Carcinogenesis studies of Monuron, were conducted by feeding diets containing target concentrations of 0, 5000, or 10000 ppm and effective concentrations of 4965 and 10004 Monuron to groups of 50 B6C3F1 mice of each sex for 103 weeks (NTP, 1988; IARC, 1991). Taking into account a mean body weight of 25 g and daily food consumption of 5 g in adult mice, these dose levels approximated 993 and 2001 mg/kg bw. Throughout most of the studies, mean body weights of dosed rats and mice of each sex were lower than those of the controls. Survival rates of high dose male and female mice were increased relative to those of the controls. In 13-week toxicity studies, the lympho/hematopoietic system of mice was the primary site affected. The lymphoid depletion found in these animals was not seen in mice surviving to the end of the 104-week studies.
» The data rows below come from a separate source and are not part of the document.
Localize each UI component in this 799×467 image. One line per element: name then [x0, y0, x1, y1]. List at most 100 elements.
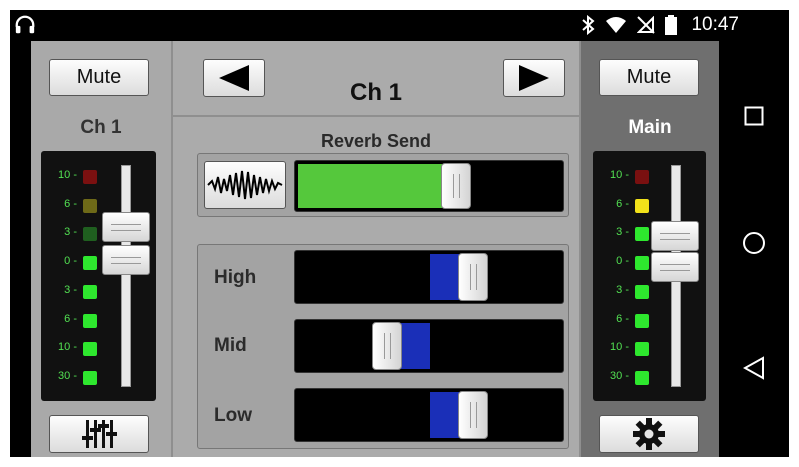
main-meter-led: [635, 313, 649, 328]
left-meter-row: 6 -: [41, 198, 101, 214]
mute-button-main[interactable]: Mute: [599, 59, 699, 96]
left-meter-label: 3 -: [64, 226, 77, 239]
left-meter-row: 10 -: [41, 341, 101, 357]
eq-low-slider[interactable]: [294, 388, 564, 442]
reverb-send-knob[interactable]: [441, 163, 471, 209]
gear-icon: [633, 418, 665, 450]
recents-button[interactable]: [739, 101, 769, 131]
reverb-send-slider[interactable]: [294, 160, 564, 212]
left-meter-led: [83, 342, 97, 357]
fader-knob-left-lower[interactable]: [102, 245, 150, 275]
eq-mid-knob[interactable]: [372, 322, 402, 370]
main-meter-led: [635, 342, 649, 357]
right-arrow-icon: [519, 65, 549, 91]
reverb-send-fill: [298, 164, 459, 208]
main-meter-label: 3 -: [616, 226, 629, 239]
left-meter-led: [83, 198, 97, 213]
left-meter-label: 10 -: [58, 341, 77, 354]
channel-name-main: Main: [628, 117, 672, 138]
eq-box: High Mid Low: [197, 244, 569, 449]
eq-label-low: Low: [214, 405, 252, 426]
left-meter-label: 10 -: [58, 169, 77, 181]
left-meter-led: [83, 313, 97, 328]
channel-strip-main: Mute Main 10 - 6 - 3 - 0 - 3 - 6 - 10 - 30 -: [581, 41, 719, 457]
main-meter-row: 6 -: [593, 313, 653, 329]
left-meter-row: 3 -: [41, 284, 101, 300]
left-meter-label: 30 -: [58, 369, 77, 382]
mixer-settings-button[interactable]: [49, 415, 149, 453]
headphones-icon: [15, 15, 35, 34]
main-meter-led: [635, 256, 649, 271]
recents-square-icon: [744, 106, 764, 126]
eq-label-mid: Mid: [214, 335, 247, 356]
home-circle-icon: [743, 232, 765, 254]
left-meter-label: 3 -: [64, 283, 77, 296]
back-triangle-icon: [743, 356, 764, 380]
reverb-send-label: Reverb Send: [320, 131, 432, 151]
mute-button-left[interactable]: Mute: [49, 59, 149, 96]
left-meter-led: [83, 170, 97, 184]
left-meter-row: 10 -: [41, 169, 101, 185]
app-screen: 10:47 Mute Ch 1 10 - 6 - 3 - 0 - 3 - 6 - 10 - 3…: [10, 10, 789, 457]
status-bar: 10:47: [10, 10, 789, 41]
left-edge: [20, 41, 31, 457]
left-meter-row: 3 -: [41, 226, 101, 242]
main-meter-row: 30 -: [593, 370, 653, 386]
channel-header: Ch 1: [173, 41, 579, 117]
fader-knob-main-upper[interactable]: [651, 221, 699, 251]
left-meter-row: 30 -: [41, 370, 101, 386]
main-meter-led: [635, 370, 649, 385]
meter-fader-left: 10 - 6 - 3 - 0 - 3 - 6 - 10 - 30 -: [41, 151, 156, 401]
main-meter-led: [635, 170, 649, 184]
battery-icon: [665, 15, 678, 35]
bluetooth-icon: [582, 15, 595, 35]
main-meter-label: 6 -: [616, 197, 629, 210]
main-meter-row: 3 -: [593, 284, 653, 300]
fader-track-left: [121, 165, 131, 387]
main-meter-label: 30 -: [610, 369, 629, 382]
meter-fader-main: 10 - 6 - 3 - 0 - 3 - 6 - 10 - 30 -: [593, 151, 706, 401]
reverb-type-button[interactable]: [204, 161, 286, 209]
main-meter-led: [635, 198, 649, 213]
main-meter-label: 3 -: [616, 283, 629, 296]
fader-knob-main-lower[interactable]: [651, 252, 699, 282]
main-meter-row: 6 -: [593, 198, 653, 214]
back-button[interactable]: [739, 353, 769, 383]
android-nav-bar: [719, 41, 789, 457]
channel-name-left: Ch 1: [80, 117, 122, 138]
left-meter-label: 0 -: [64, 255, 77, 268]
left-meter-label: 6 -: [64, 312, 77, 325]
eq-low-knob[interactable]: [458, 391, 488, 439]
mixer-sliders-icon: [82, 420, 117, 448]
status-time: 10:47: [691, 14, 739, 35]
main-meter-row: 3 -: [593, 226, 653, 242]
eq-high-slider[interactable]: [294, 250, 564, 304]
channel-detail-panel: Ch 1 Reverb Send High Mid Low: [171, 41, 581, 457]
eq-label-high: High: [214, 267, 257, 288]
wifi-icon: [606, 17, 627, 33]
left-meter-led: [83, 370, 97, 385]
settings-button[interactable]: [599, 415, 699, 453]
main-meter-led: [635, 227, 649, 242]
home-button[interactable]: [739, 228, 769, 258]
fader-knob-left-upper[interactable]: [102, 212, 150, 242]
main-meter-label: 10 -: [610, 169, 629, 181]
eq-high-knob[interactable]: [458, 253, 488, 301]
left-meter-row: 0 -: [41, 255, 101, 271]
main-meter-label: 6 -: [616, 312, 629, 325]
left-meter-led: [83, 256, 97, 271]
channel-strip-left: Mute Ch 1 10 - 6 - 3 - 0 - 3 - 6 - 10 - 30 -: [31, 41, 171, 457]
main-meter-row: 0 -: [593, 255, 653, 271]
waveform-icon: [207, 170, 283, 200]
eq-mid-slider[interactable]: [294, 319, 564, 373]
left-meter-row: 6 -: [41, 313, 101, 329]
left-meter-led: [83, 227, 97, 242]
no-signal-icon: [637, 16, 656, 34]
next-channel-button[interactable]: [503, 59, 565, 97]
main-meter-row: 10 -: [593, 341, 653, 357]
main-meter-row: 10 -: [593, 169, 653, 185]
main-meter-label: 0 -: [616, 255, 629, 268]
left-meter-led: [83, 284, 97, 299]
left-meter-label: 6 -: [64, 197, 77, 210]
main-meter-label: 10 -: [610, 341, 629, 354]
In the 104-week study, in male mice, dose-related decreases occurred in the incidences of hepatocellular carcinomas (6/50; 5/49; 2/50) and hepatocellular adenomas or carcinomas (12/50; 8/49; 6/50); incidences of hepatocellular tumors in low dose female mice were reduced, but the decreases were not dose related. The incidences of malignant lymphomas were reduced in dosed female mice (16/50; 8/50; 7/50). Under the conditions of these 2-year feed studies, there was no evidence of carcinogenicity for male or female B6C3F1 mice (NTP, 1988; IARC, 1991).

Justification for classification or non-classification

Monuron has a harmonised classification according to Annex VI of Regulation (EC) No 1272/2008 (CLP Regulation) for carcinogenicity as Carc. 2, H351 (suspected of causing cancer).